Dans la catégorie des motos américaines de l’âge d’or, des origines à 1917, la palme revient à la rarissime Thor 1000 cm3 type U de 1913 exposée par le Top Mountain museum.De 1902 à 1907, l’Aurora Automatic Machinery Company dans l’Illinois construit les moteurs pour Indian. Elle produit aussi ses propres motocyclettes sous la marque Thor et en 1912, William Ottaway crée ce modèle U bicylindre de 1000 cm3 qui est porté à 1140 cm3 à partir de 1914. L’ingénieur passe chez Harley Davidson en 1916 et Thor cesse la fabrication de motos, mais continue d’exister jusqu’en 1960 en produisant de l’outillage pneumatique.
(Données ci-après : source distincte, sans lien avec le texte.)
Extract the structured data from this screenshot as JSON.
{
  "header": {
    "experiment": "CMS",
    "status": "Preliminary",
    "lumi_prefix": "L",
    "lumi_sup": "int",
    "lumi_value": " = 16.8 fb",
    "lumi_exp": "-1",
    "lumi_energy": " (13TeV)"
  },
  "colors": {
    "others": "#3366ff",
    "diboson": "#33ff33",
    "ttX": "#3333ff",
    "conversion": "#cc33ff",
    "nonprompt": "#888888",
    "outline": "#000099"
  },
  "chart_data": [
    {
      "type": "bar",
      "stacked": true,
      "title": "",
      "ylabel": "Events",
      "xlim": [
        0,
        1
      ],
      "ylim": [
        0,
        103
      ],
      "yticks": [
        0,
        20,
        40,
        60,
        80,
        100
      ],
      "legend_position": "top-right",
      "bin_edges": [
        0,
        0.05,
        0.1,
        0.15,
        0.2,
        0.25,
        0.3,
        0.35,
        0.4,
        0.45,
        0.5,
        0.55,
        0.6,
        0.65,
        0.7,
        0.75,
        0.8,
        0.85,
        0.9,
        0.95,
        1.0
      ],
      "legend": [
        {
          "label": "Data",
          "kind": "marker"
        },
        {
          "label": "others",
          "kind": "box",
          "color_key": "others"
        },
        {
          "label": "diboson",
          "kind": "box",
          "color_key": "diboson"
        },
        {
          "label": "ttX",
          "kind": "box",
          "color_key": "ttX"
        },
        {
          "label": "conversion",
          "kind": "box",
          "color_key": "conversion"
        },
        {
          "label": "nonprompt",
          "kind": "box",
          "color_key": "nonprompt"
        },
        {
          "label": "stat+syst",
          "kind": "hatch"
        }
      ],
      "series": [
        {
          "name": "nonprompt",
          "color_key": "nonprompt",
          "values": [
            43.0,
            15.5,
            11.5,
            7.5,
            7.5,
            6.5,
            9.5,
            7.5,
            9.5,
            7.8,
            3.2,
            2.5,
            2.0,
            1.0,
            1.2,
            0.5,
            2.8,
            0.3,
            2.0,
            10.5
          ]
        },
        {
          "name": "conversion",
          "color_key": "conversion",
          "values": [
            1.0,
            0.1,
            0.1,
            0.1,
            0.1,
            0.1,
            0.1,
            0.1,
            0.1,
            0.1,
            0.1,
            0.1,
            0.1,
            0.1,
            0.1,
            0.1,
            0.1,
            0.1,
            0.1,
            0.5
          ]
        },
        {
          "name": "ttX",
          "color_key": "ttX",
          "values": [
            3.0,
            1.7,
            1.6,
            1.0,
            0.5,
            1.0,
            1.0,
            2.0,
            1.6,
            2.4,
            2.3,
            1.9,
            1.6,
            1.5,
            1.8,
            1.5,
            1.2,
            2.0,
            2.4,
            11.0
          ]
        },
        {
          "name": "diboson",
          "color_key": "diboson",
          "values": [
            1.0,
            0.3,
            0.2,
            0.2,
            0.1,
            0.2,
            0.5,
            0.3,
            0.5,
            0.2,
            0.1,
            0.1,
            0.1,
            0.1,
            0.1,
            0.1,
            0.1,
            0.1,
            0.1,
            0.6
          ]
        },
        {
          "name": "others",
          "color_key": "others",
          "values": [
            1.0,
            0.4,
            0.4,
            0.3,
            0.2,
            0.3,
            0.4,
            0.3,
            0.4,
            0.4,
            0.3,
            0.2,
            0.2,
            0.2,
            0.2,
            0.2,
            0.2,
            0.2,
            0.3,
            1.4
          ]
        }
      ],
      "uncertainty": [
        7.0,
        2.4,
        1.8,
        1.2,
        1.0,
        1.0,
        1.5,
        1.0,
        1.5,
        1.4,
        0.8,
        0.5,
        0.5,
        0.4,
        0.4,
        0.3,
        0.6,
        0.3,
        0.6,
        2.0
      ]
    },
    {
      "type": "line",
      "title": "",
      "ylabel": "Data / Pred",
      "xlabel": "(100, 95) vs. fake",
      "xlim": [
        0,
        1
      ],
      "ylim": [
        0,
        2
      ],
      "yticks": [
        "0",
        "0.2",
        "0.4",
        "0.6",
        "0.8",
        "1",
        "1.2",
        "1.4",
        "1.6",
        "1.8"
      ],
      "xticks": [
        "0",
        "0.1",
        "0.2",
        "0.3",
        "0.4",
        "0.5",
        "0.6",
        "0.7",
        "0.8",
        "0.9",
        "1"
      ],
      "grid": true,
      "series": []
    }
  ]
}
On note au passage que cette Thor de 1913 est à ma connaissance la première Américaine à offrir une boîte deux vitesses logée dans le moyeu arrière.
Le second prix est attribué à l’Henderson 1000 cm3 type C2 de 1914,elle aussi présentée dans son jus bien que partiellement restaurée. Ce pionnier des quatre cylindres américaines est né en 1911 et cette version de 1913 qui n’en diffère guère que par la forme anguleuse de son réservoir, conserve cet empattement étonnamment long qui laisse une plate-forme libre pour les pieds devant le moteur ; un vrai scooter ! Selon William Henderson, le grand espace devant le pilote était aussi l’endroit idéal pour installer un passager ! Un moyeu arrière à deux vitesses est disponible à partir de 1914. Les Henderson abandonnent en 1917 leur design pieds-en-avant pour adopter une disposition plus classique qu’elles conservent jusqu’à leur ultime modèle en 1931.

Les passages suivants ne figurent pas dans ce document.